O ministro da Fazenda, Antônio Palocci Filho, é médico. Como tal, aproveita os exemplos de sua profissão para tentar explicar ao povo as difíceis equações da economia. Com o Conselho de Política Monetária (Copom) do Banco Central surpreendendo o mercado, com a derrubada da taxa básica de juros (Selic), em 2,5 pontos percentuais, quando o mercado apostava em um máximo de 1,5 ponto, podemos dizer, imitando Palocci, que o que aconteceu foi como se um paciente com 40 graus de febre de repente acusasse 39,5%. Uma febre ainda altíssima, mas, de qualquer forma, um indício de melhora. Ou o nascimento de uma esperança de que, daqui para frente, a doença vai ceder e até pode, um dia, acabar curada.
Miguel José Ribeiro de Oliveira, presidente da Associação Comercial dos Executivos de Finanças, Administração e Contabilidade – Anefac, de São Paulo, diz que a surpreendente redução dos juros básicos não livrou muito o bolso do consumidor que tem dívidas no crédito pessoal ou no cheque especial. Segundo os cálculos da entidade que preside, um consumidor que tem uma dívida de R$ l mil teve a taxa de juros caindo de 8,70% para 8,52%. Obteve uma redução de apenas R$ l,80 mensal. “Não dá para sentir o corte porque a taxa anual ainda é muito alta”, ensina Ribeiro de Oliveira. Mas nos consola anunciando que os cortes feitos pelos bancos nas taxas de juros foram maiores que o ditado pelo Copom do Banco Central. O Selic, por exemplo, caiu no mês 0,17 ponto e a Caixa Econômica Federal reduziu a sua taxa de juros em 0,95 ponto percentual no mês. Também o Santander Banespa reduziu a taxa de juros acima da queda ditada pelo Copom para a Selic.

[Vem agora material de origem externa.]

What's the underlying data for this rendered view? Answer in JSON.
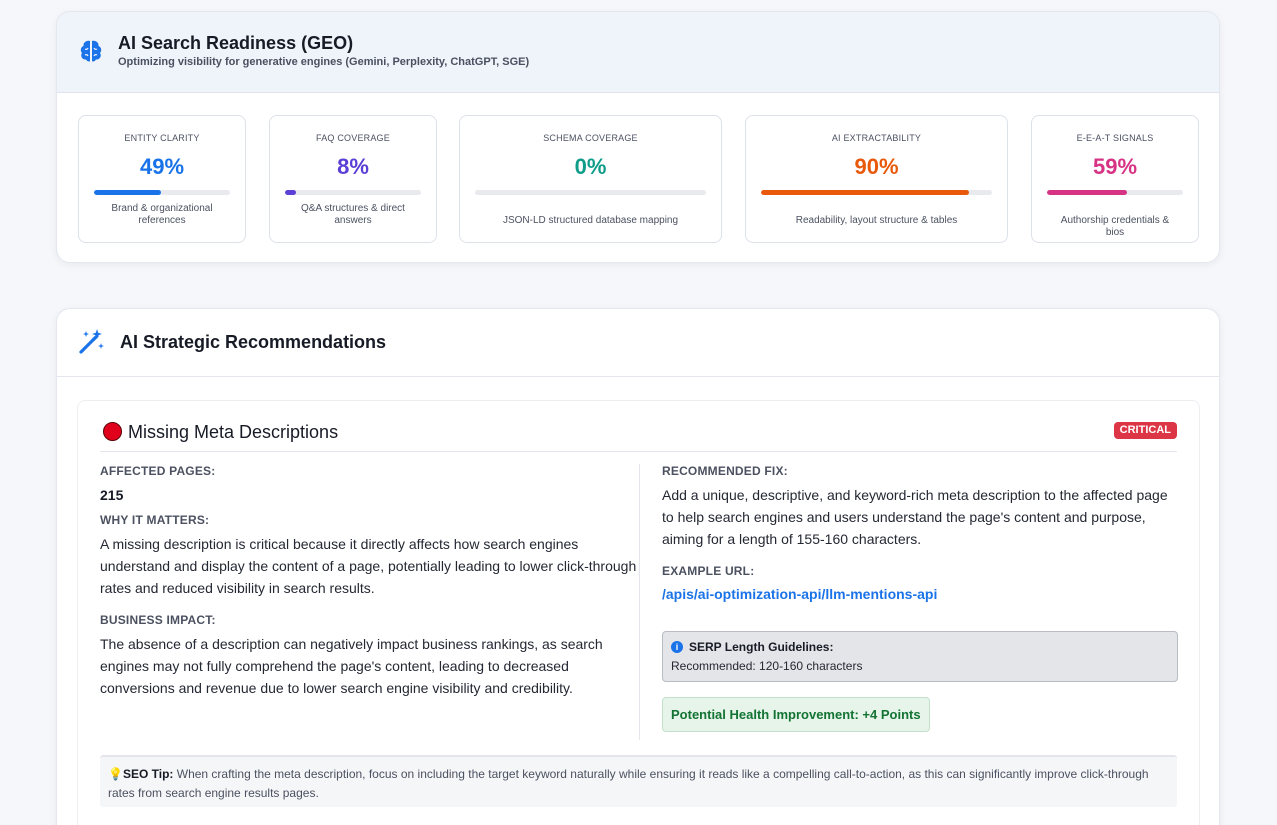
{
  "geo": {
    "title": "AI Search Readiness (GEO)",
    "subtitle": "Optimizing visibility for generative engines (Gemini, Perplexity, ChatGPT, SGE)",
    "icon": "brain-icon",
    "metrics": [
      {
        "label": "ENTITY CLARITY",
        "value": "49%",
        "percent": 49,
        "color": "#1a73e8",
        "desc": "Brand & organizational references"
      },
      {
        "label": "FAQ COVERAGE",
        "value": "8%",
        "percent": 8,
        "color": "#5b3fd6",
        "desc": "Q&A structures & direct answers"
      },
      {
        "label": "SCHEMA COVERAGE",
        "value": "0%",
        "percent": 0,
        "color": "#0f9d8a",
        "desc": "JSON-LD structured database mapping"
      },
      {
        "label": "AI EXTRACTABILITY",
        "value": "90%",
        "percent": 90,
        "color": "#e8590c",
        "desc": "Readability, layout structure & tables"
      },
      {
        "label": "E-E-A-T SIGNALS",
        "value": "59%",
        "percent": 59,
        "color": "#d63384",
        "desc": "Authorship credentials & bios"
      }
    ]
  },
  "recommendations": {
    "title": "AI Strategic Recommendations",
    "icon": "magic-wand-icon",
    "issue": {
      "title": "Missing Meta Descriptions",
      "severity": "CRITICAL",
      "affected_label": "AFFECTED PAGES:",
      "affected_value": "215",
      "why_label": "WHY IT MATTERS:",
      "why_text": "A missing description is critical because it directly affects how search engines understand and display the content of a page, potentially leading to lower click-through rates and reduced visibility in search results.",
      "impact_label": "BUSINESS IMPACT:",
      "impact_text": "The absence of a description can negatively impact business rankings, as search engines may not fully comprehend the page's content, leading to decreased conversions and revenue due to lower search engine visibility and credibility.",
      "fix_label": "RECOMMENDED FIX:",
      "fix_text": "Add a unique, descriptive, and keyword-rich meta description to the affected page to help search engines and users understand the page's content and purpose, aiming for a length of 155-160 characters.",
      "example_label": "EXAMPLE URL:",
      "example_url": "/apis/ai-optimization-api/llm-mentions-api",
      "serp_title": "SERP Length Guidelines:",
      "serp_text": "Recommended: 120-160 characters",
      "health": "Potential Health Improvement: +4 Points",
      "tip_label": "SEO Tip:",
      "tip_text": "When crafting the meta description, focus on including the target keyword naturally while ensuring it reads like a compelling call-to-action, as this can significantly improve click-through rates from search engine results pages."
    }
  }
}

Oliveira explica que a taxa básica do governo é apenas um dos itens que compõem os juros cobrados dos consumidores. Neles ainda incluem o risco de inadimplência, os impostos elevados e o “spread”, que é o ganho dos bancos.
Oliveira aconselha que os bancos diferenciem os bons dos maus pagadores, oferecendo àqueles taxas menores.
Não há como negar, entretanto, que a queda da taxa básica de juros, em percentual acima do esperado pelo mercado, é uma notícia positiva. Ela instila confiança no mercado de que as taxas continuarão declinantes e que um dia possam ter um tamanho decente. A Constituição de 1988, vigente em parte porque muitos de seus artigos ficaram pendentes de regulamentação, limita os juros em 12% ao ano. Sonho impossível, pois não dá para tabelar o que depende da lei da oferta e da procura. E, em segundo lugar, porque a regulamentação nunca aconteceu.
Nos Estados Unidos e no Mercado Comum Europeu, os juros estão em 1% ao ano, como uma forma de estimular a produção e o consumo. Entre nós, a nova taxa básica de 22,5% ao ano, tão distante daquela norte-americana e da européia, infelizmente repercute muito pouco nas taxas cobradas pelo sistema financeiro. Mas isso não significa que a decisão do Copom não foi positiva
A prejudicá-la existe, ainda, o fato de que se tem verificado, nos últimos anos, que a massa salarial dos trabalhadores vem encolhendo. Ganhando menos, os consumidores pouco podem aproveitar de uma ainda pequena queda das taxas de juros na ponta dos financiamentos.
É preciso que o movimento declinante continue, sem prejuízo do controle da inflação e que comecem as reposições salariais. Os trabalhadores precisam ganhar mais para poder comprar mais, mesmo que as taxas de juros estejam minimamente menores.